3) What do you expect of the WorldTeach program?
Grant me independence, be there for support 24/7, visit me in my village at least once, facilitate sharing of experiences between volunteers, get me the hell out of there if there's an emergency, help generate creative ideas for lesson plans, palsmanship.
It's worth mentioning that before I left I was obsessively worried about becoming fatally ill. I almost got the rabbies vaccine for Christ sake. Ha! I hope I'm out of that stage.
4)How will you adjust if these things aren't what you expected?
A lot of pouting and even more sulking. Just kidding. I need to write, daily. I need to reflect, to refocus by coming back to these expectations, and remember that the whole idea of this life adventure, this unique opportunity that would never ever have come about for me and can never come about for most people my age, in this world, without the love, support, financial sacrifice, and trust of my family, is to put myself in a situation that is unnerving, unpredictable, uncomfortable, and foreign, so that I may better understand and one day work to solve the challenges, injustices, and preventable hardships faced by 5/6 of this world's population. Read The End of Poverty by Jeffrey Sachs, and you'll understand why I'm doing this.
5)How do you find out what expectations others may have of you?

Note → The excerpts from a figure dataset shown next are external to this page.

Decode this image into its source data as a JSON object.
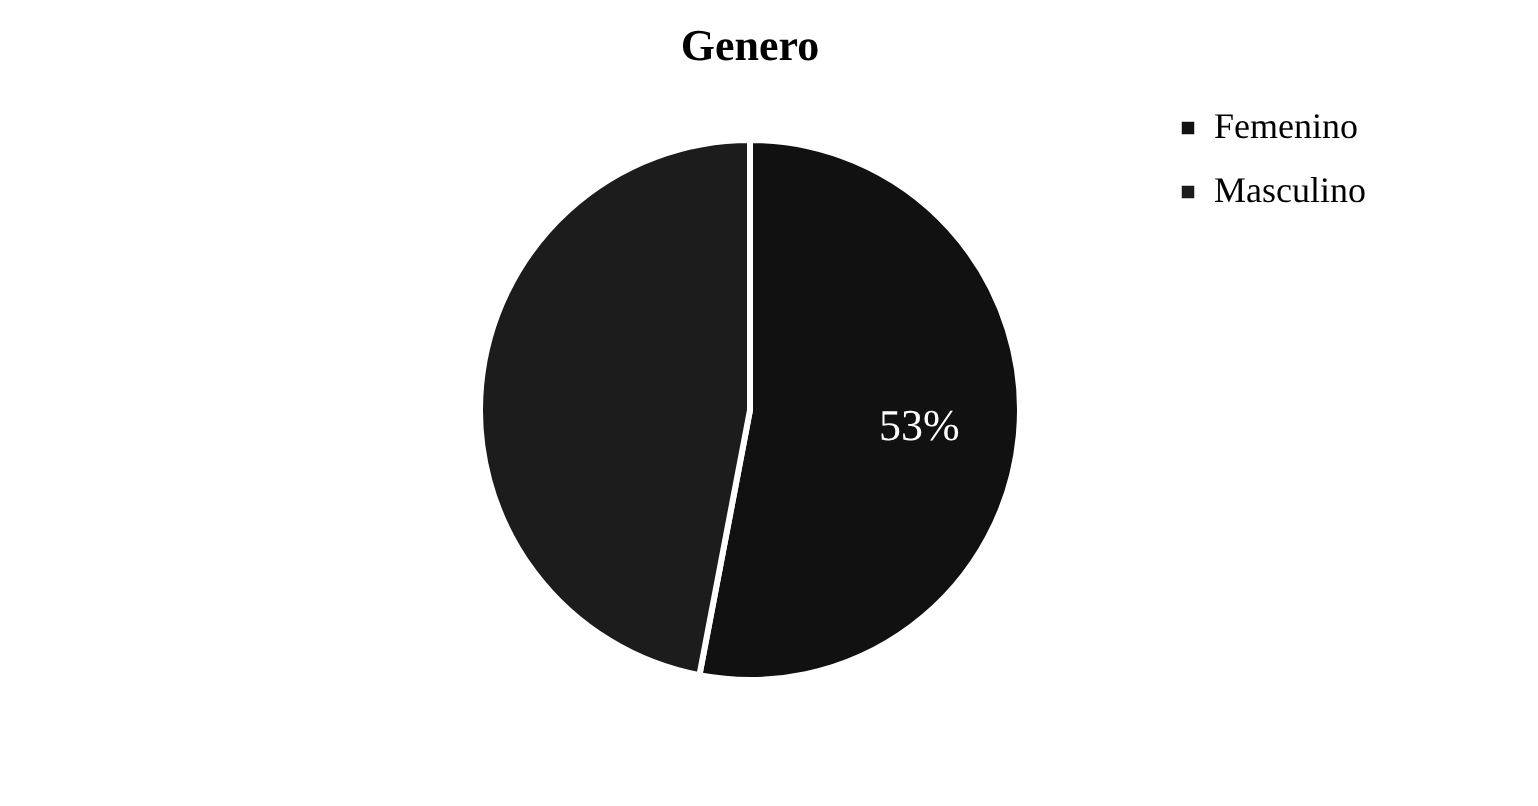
{
  "chart_data": {
    "type": "pie",
    "title": "Genero",
    "categories": [
      "Femenino",
      "Masculino"
    ],
    "values": [
      53,
      47
    ],
    "colors": [
      "#111111",
      "#1c1c1c"
    ],
    "value_labels": [
      "53%",
      null
    ],
    "legend": "right"
  }
}
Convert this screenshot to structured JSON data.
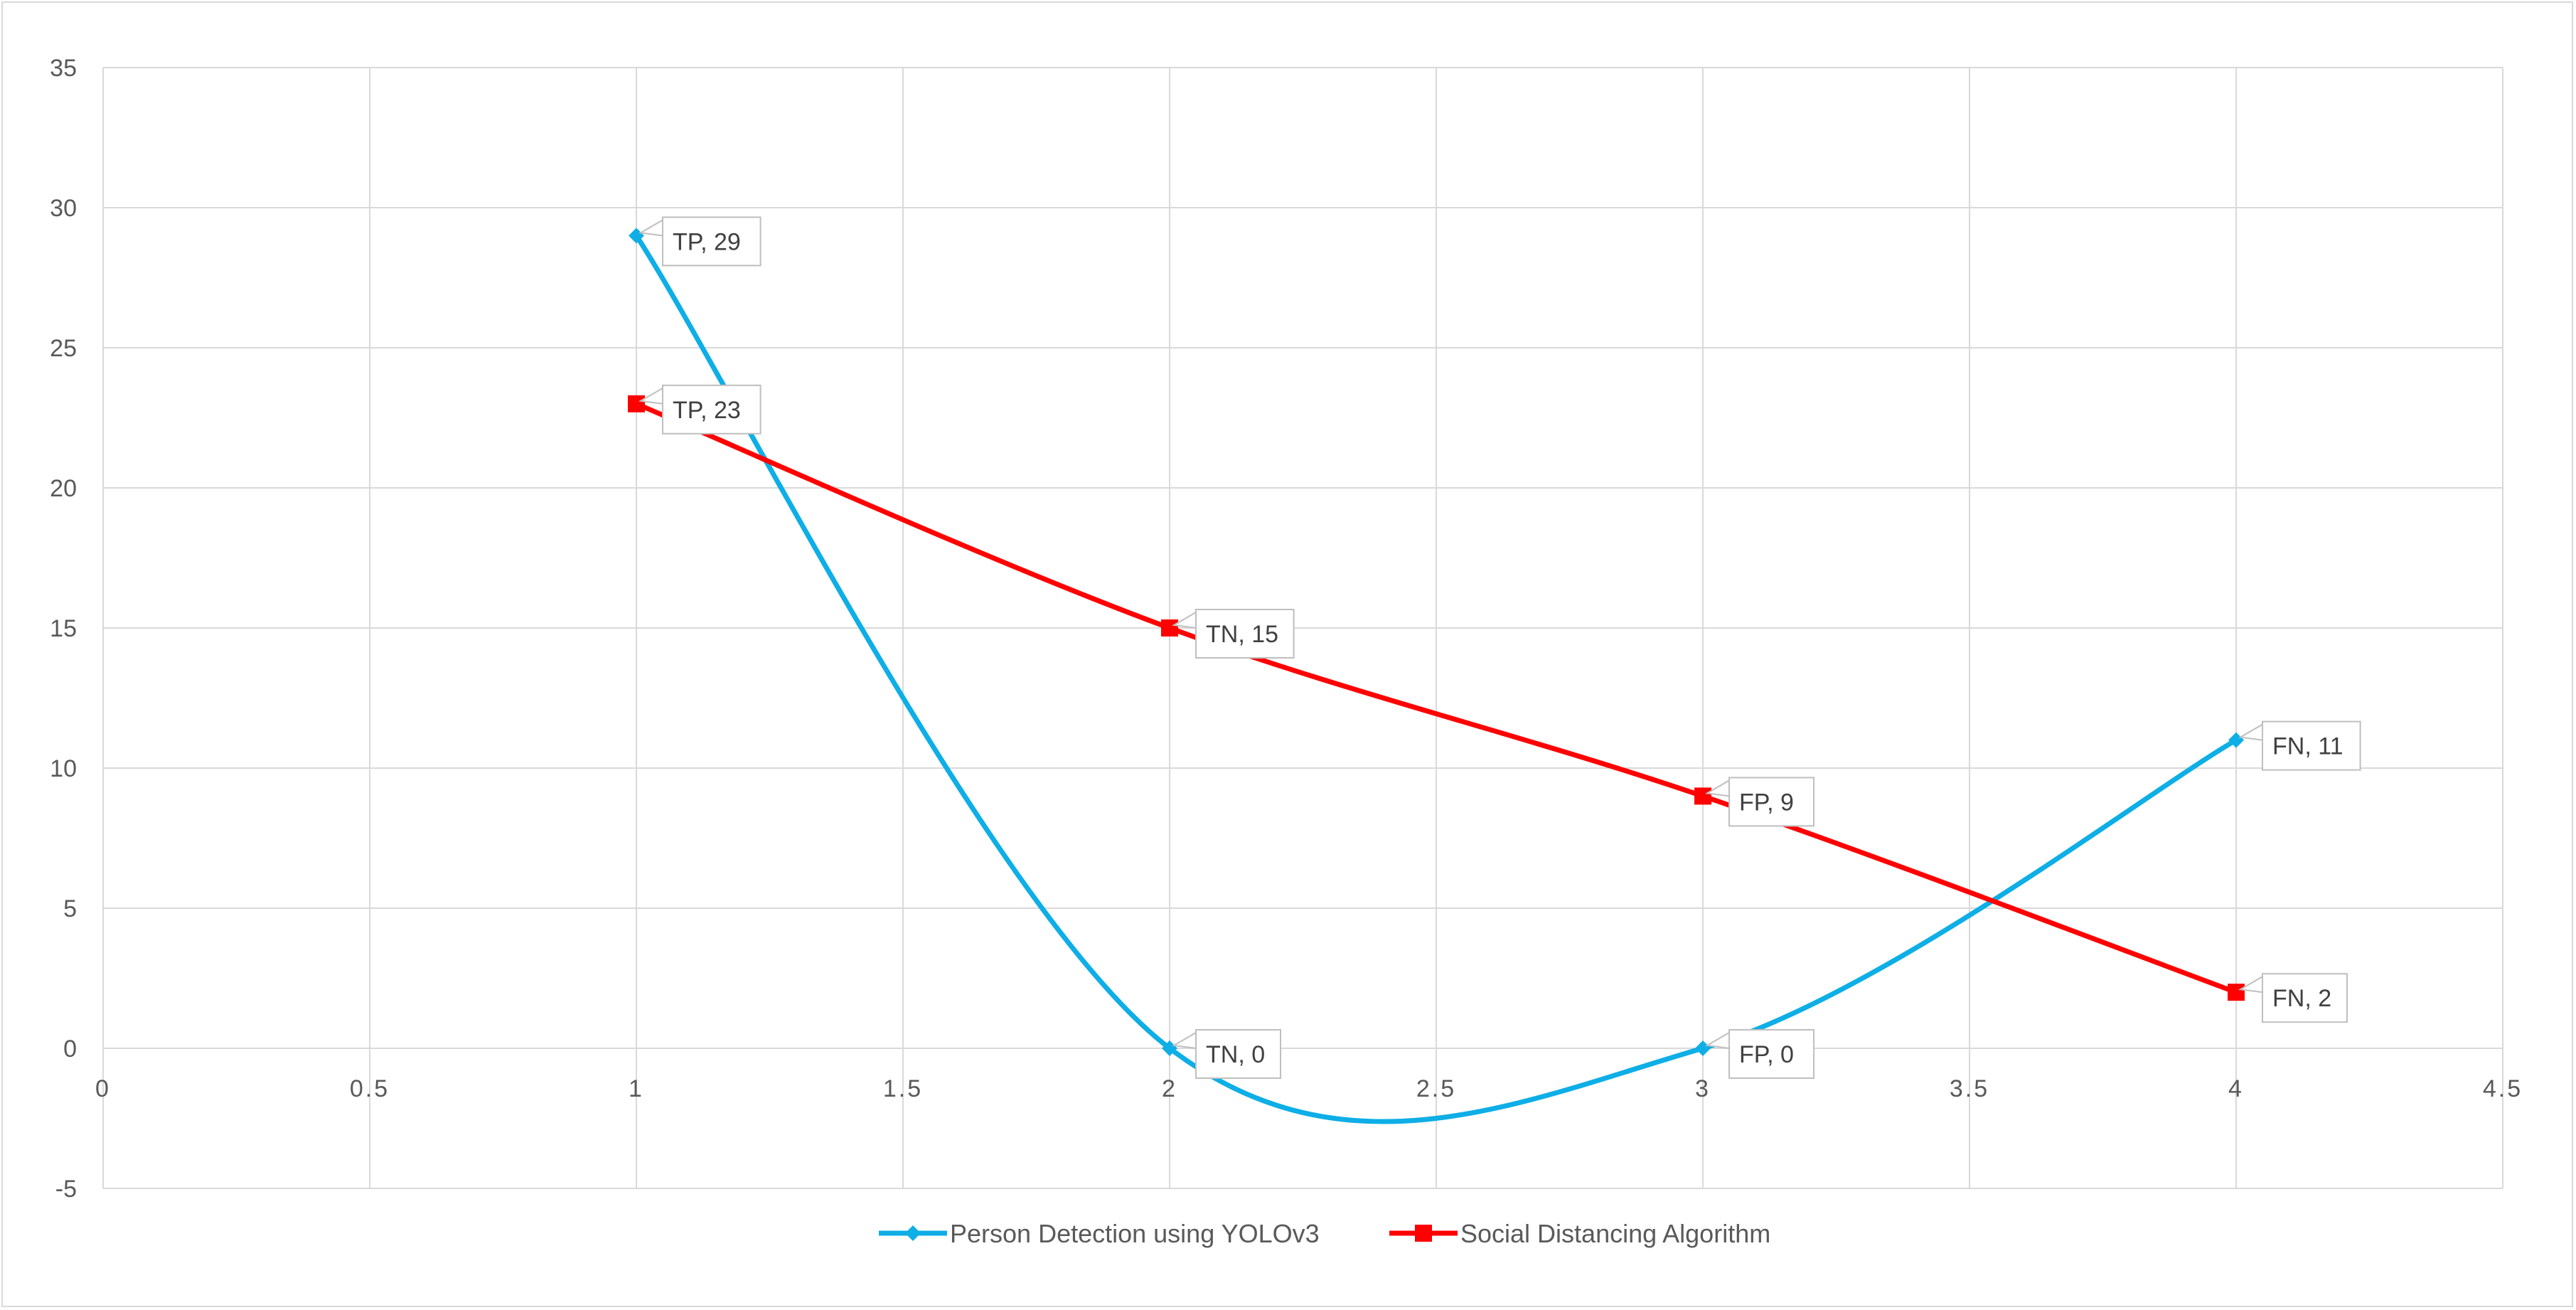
{
  "chart_data": {
    "type": "scatter",
    "title": "",
    "xlabel": "",
    "ylabel": "",
    "xlim": [
      0,
      4.5
    ],
    "ylim": [
      -5,
      35
    ],
    "x_ticks": [
      0,
      0.5,
      1,
      1.5,
      2,
      2.5,
      3,
      3.5,
      4,
      4.5
    ],
    "y_ticks": [
      -5,
      0,
      5,
      10,
      15,
      20,
      25,
      30,
      35
    ],
    "x_tick_labels": [
      "0",
      "0.5",
      "1",
      "1.5",
      "2",
      "2.5",
      "3",
      "3.5",
      "4",
      "4.5"
    ],
    "y_tick_labels": [
      "-5",
      "0",
      "5",
      "10",
      "15",
      "20",
      "25",
      "30",
      "35"
    ],
    "grid": true,
    "legend_position": "bottom",
    "series": [
      {
        "name": "Person Detection using YOLOv3",
        "color": "#0eaee6",
        "marker": "diamond",
        "smooth": true,
        "x": [
          1,
          2,
          3,
          4
        ],
        "y": [
          29,
          0,
          0,
          11
        ],
        "labels": [
          "TP, 29",
          "TN, 0",
          "FP, 0",
          "FN, 11"
        ]
      },
      {
        "name": "Social Distancing Algorithm",
        "color": "#ff0000",
        "marker": "square",
        "smooth": true,
        "x": [
          1,
          2,
          3,
          4
        ],
        "y": [
          23,
          15,
          9,
          2
        ],
        "labels": [
          "TP, 23",
          "TN, 15",
          "FP, 9",
          "FN, 2"
        ]
      }
    ]
  }
}
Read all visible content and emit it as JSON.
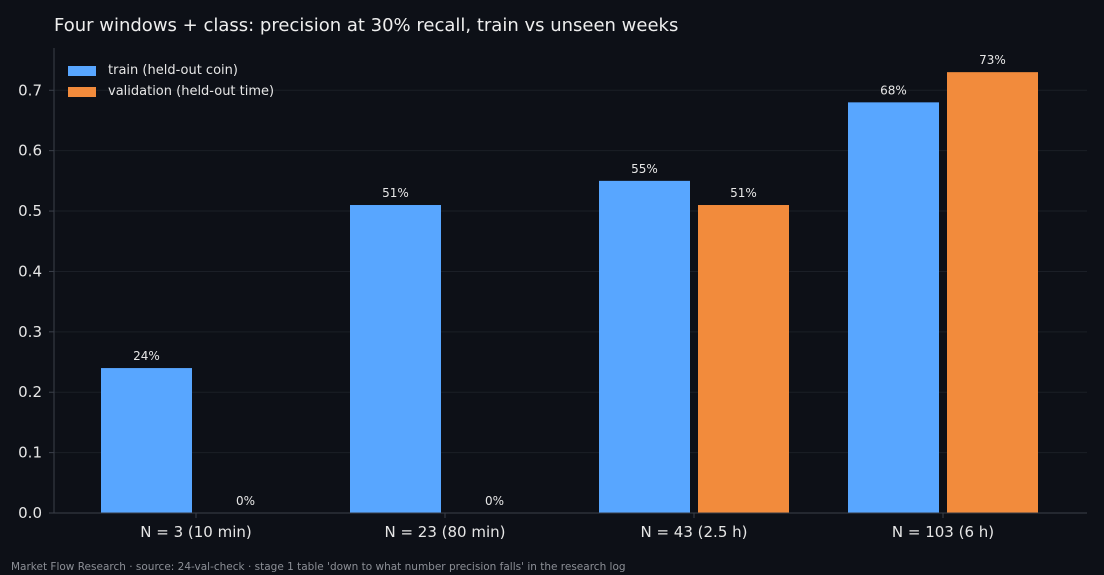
{
  "chart_data": {
    "type": "bar",
    "title": "Four windows + class: precision at 30% recall, train vs unseen weeks",
    "xlabel": "",
    "ylabel": "",
    "categories": [
      "N = 3 (10 min)",
      "N = 23 (80 min)",
      "N = 43 (2.5 h)",
      "N = 103 (6 h)"
    ],
    "series": [
      {
        "name": "train (held-out coin)",
        "values": [
          0.24,
          0.51,
          0.55,
          0.68
        ],
        "labels": [
          "24%",
          "51%",
          "55%",
          "68%"
        ],
        "color": "#58a6ff"
      },
      {
        "name": "validation (held-out time)",
        "values": [
          0.0,
          0.0,
          0.51,
          0.73
        ],
        "labels": [
          "0%",
          "0%",
          "51%",
          "73%"
        ],
        "color": "#f28b3c"
      }
    ],
    "ylim": [
      0,
      0.77
    ],
    "yticks": [
      "0.0",
      "0.1",
      "0.2",
      "0.3",
      "0.4",
      "0.5",
      "0.6",
      "0.7"
    ],
    "grid": true,
    "legend_position": "top-left"
  },
  "footer": {
    "text": "Market Flow Research · source: 24-val-check · stage 1 table 'down to what number precision falls' in the research log"
  },
  "colors": {
    "background": "#0d1017",
    "grid": "#1b1f27",
    "axis": "#3a3f49",
    "text": "#e6e6e6"
  }
}
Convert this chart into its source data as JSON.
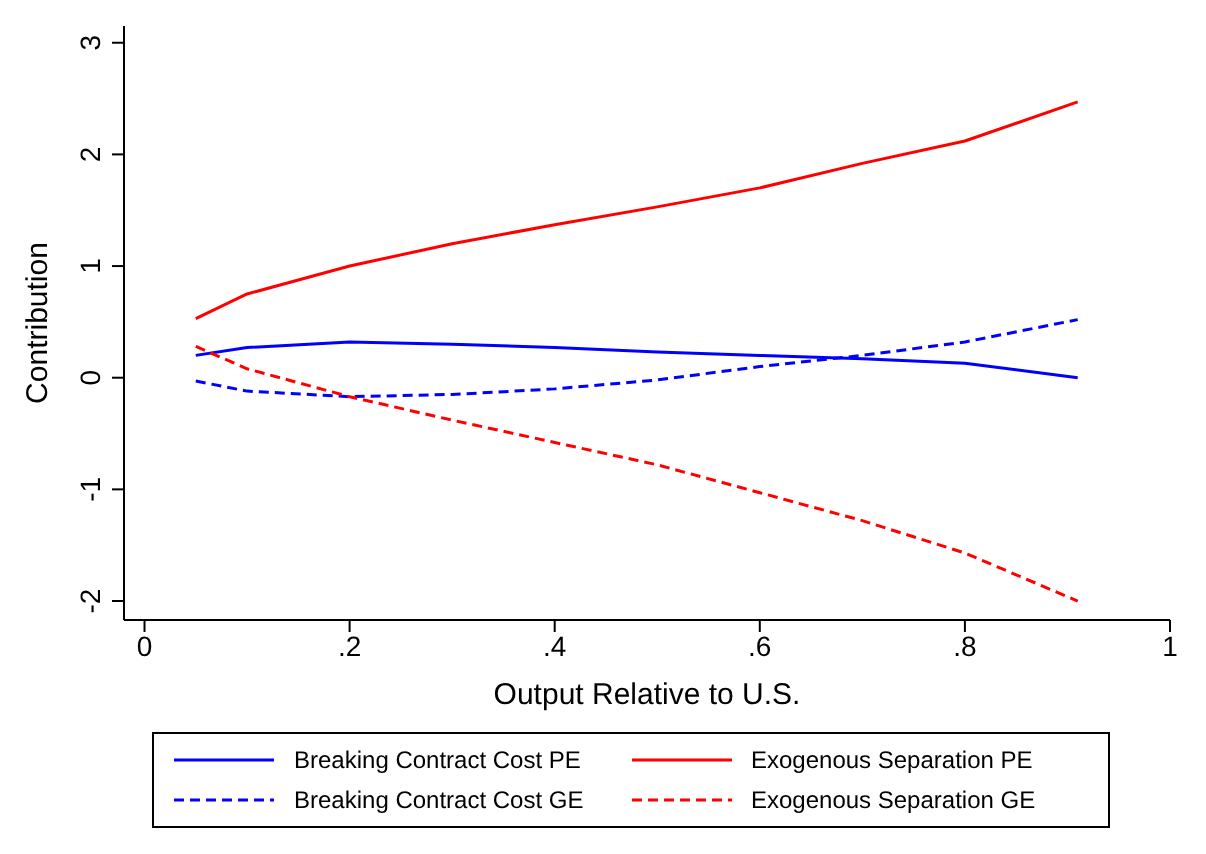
{
  "chart_data": {
    "type": "line",
    "xlabel": "Output Relative to U.S.",
    "ylabel": "Contribution",
    "x": [
      0.05,
      0.1,
      0.2,
      0.3,
      0.4,
      0.5,
      0.6,
      0.7,
      0.8,
      0.91
    ],
    "series": [
      {
        "name": "Breaking Contract Cost PE",
        "color": "#0000ff",
        "line_style": "solid",
        "values": [
          0.2,
          0.27,
          0.32,
          0.3,
          0.27,
          0.23,
          0.2,
          0.17,
          0.13,
          0
        ]
      },
      {
        "name": "Exogenous Separation PE",
        "color": "#ff0000",
        "line_style": "solid",
        "values": [
          0.53,
          0.75,
          1.0,
          1.2,
          1.37,
          1.53,
          1.7,
          1.92,
          2.12,
          2.47
        ]
      },
      {
        "name": "Breaking Contract Cost GE",
        "color": "#0000ff",
        "line_style": "dashed",
        "values": [
          -0.03,
          -0.12,
          -0.17,
          -0.15,
          -0.1,
          -0.02,
          0.1,
          0.2,
          0.32,
          0.52
        ]
      },
      {
        "name": "Exogenous Separation GE",
        "color": "#ff0000",
        "line_style": "dashed",
        "values": [
          0.28,
          0.08,
          -0.17,
          -0.38,
          -0.58,
          -0.78,
          -1.03,
          -1.28,
          -1.57,
          -2.0
        ]
      }
    ],
    "xlim": [
      -0.02,
      1
    ],
    "xticks": [
      {
        "value": 0,
        "label": "0"
      },
      {
        "value": 0.2,
        "label": ".2"
      },
      {
        "value": 0.4,
        "label": ".4"
      },
      {
        "value": 0.6,
        "label": ".6"
      },
      {
        "value": 0.8,
        "label": ".8"
      },
      {
        "value": 1,
        "label": "1"
      }
    ],
    "ylim": [
      -2.17,
      3.15
    ],
    "yticks": [
      -2,
      -1,
      0,
      1,
      2,
      3
    ],
    "grid": false,
    "legend": "bottom",
    "marker": "none"
  }
}
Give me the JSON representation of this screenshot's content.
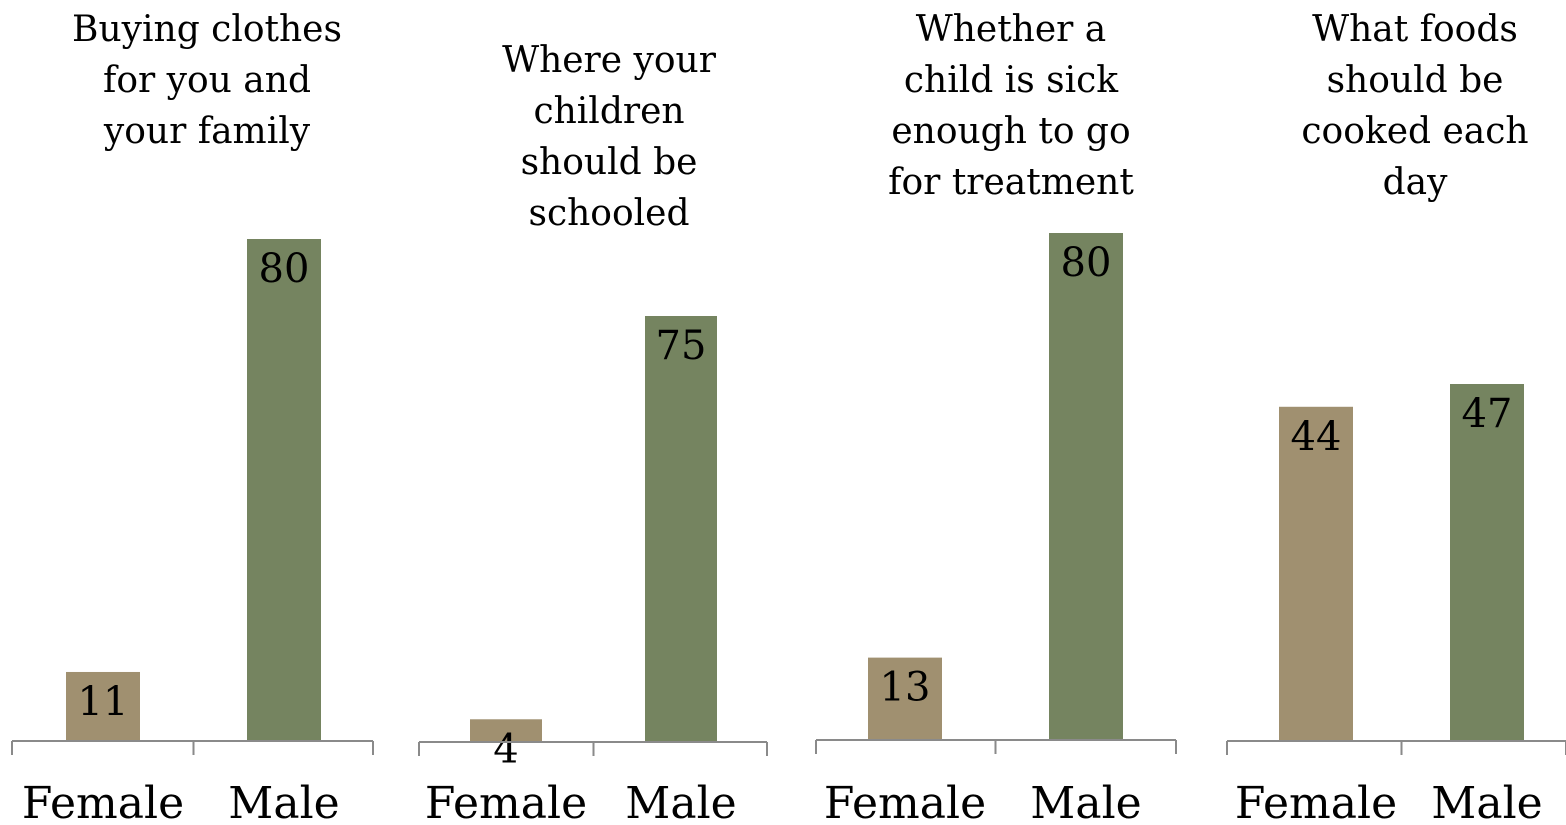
{
  "chart_data": [
    {
      "type": "bar",
      "title": "Buying clothes\nfor you and\nyour family",
      "categories": [
        "Female",
        "Male"
      ],
      "values": [
        11,
        80
      ],
      "colors": [
        "#a09070",
        "#758460"
      ],
      "ylim": [
        0,
        80
      ],
      "grid": false
    },
    {
      "type": "bar",
      "title": "Where your\nchildren\nshould be\nschooled",
      "categories": [
        "Female",
        "Male"
      ],
      "values": [
        4,
        75
      ],
      "colors": [
        "#a09070",
        "#758460"
      ],
      "ylim": [
        0,
        80
      ],
      "grid": false
    },
    {
      "type": "bar",
      "title": "Whether a\nchild is sick\nenough to go\nfor treatment",
      "categories": [
        "Female",
        "Male"
      ],
      "values": [
        13,
        80
      ],
      "colors": [
        "#a09070",
        "#758460"
      ],
      "ylim": [
        0,
        80
      ],
      "grid": false
    },
    {
      "type": "bar",
      "title": "What foods\nshould be\ncooked each\nday",
      "categories": [
        "Female",
        "Male"
      ],
      "values": [
        44,
        47
      ],
      "colors": [
        "#a09070",
        "#758460"
      ],
      "ylim": [
        0,
        80
      ],
      "grid": false
    }
  ]
}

Guessing and assuming won't lead far. I imagine there will be various expectations placed upon me; expectations of me as the sole native English speaker in the village, and within this subsect, expectations from adults, children, students, non-students, men, women, my host-family (will they expect me to devote most of my free time to them and their activities? will they want me to meet their family and friends, and be exclusive with that group?), the school-director Roxy...There will be expectations of me from WorldTeach, expectations as an American, as a Bucknell Alum (jesus, I haven't written that before!), expectations from friends and family. The more I make myself available for questions, the more questions I ask, the more and various ways I attempt to establish communication and receive feedback, the clearer picture I will have of what expectations people have of me, which ones I can and should attempt to meet, which I cannot, and which should be given priority. What expectations do you, as a friend, family member, former professor (friend) of mine have of me?
6)What are your expectations of your free time and how you will spend it?
Reading Guns, Germs, and Steel, Learning spanish, making friends, talking, talking, talking.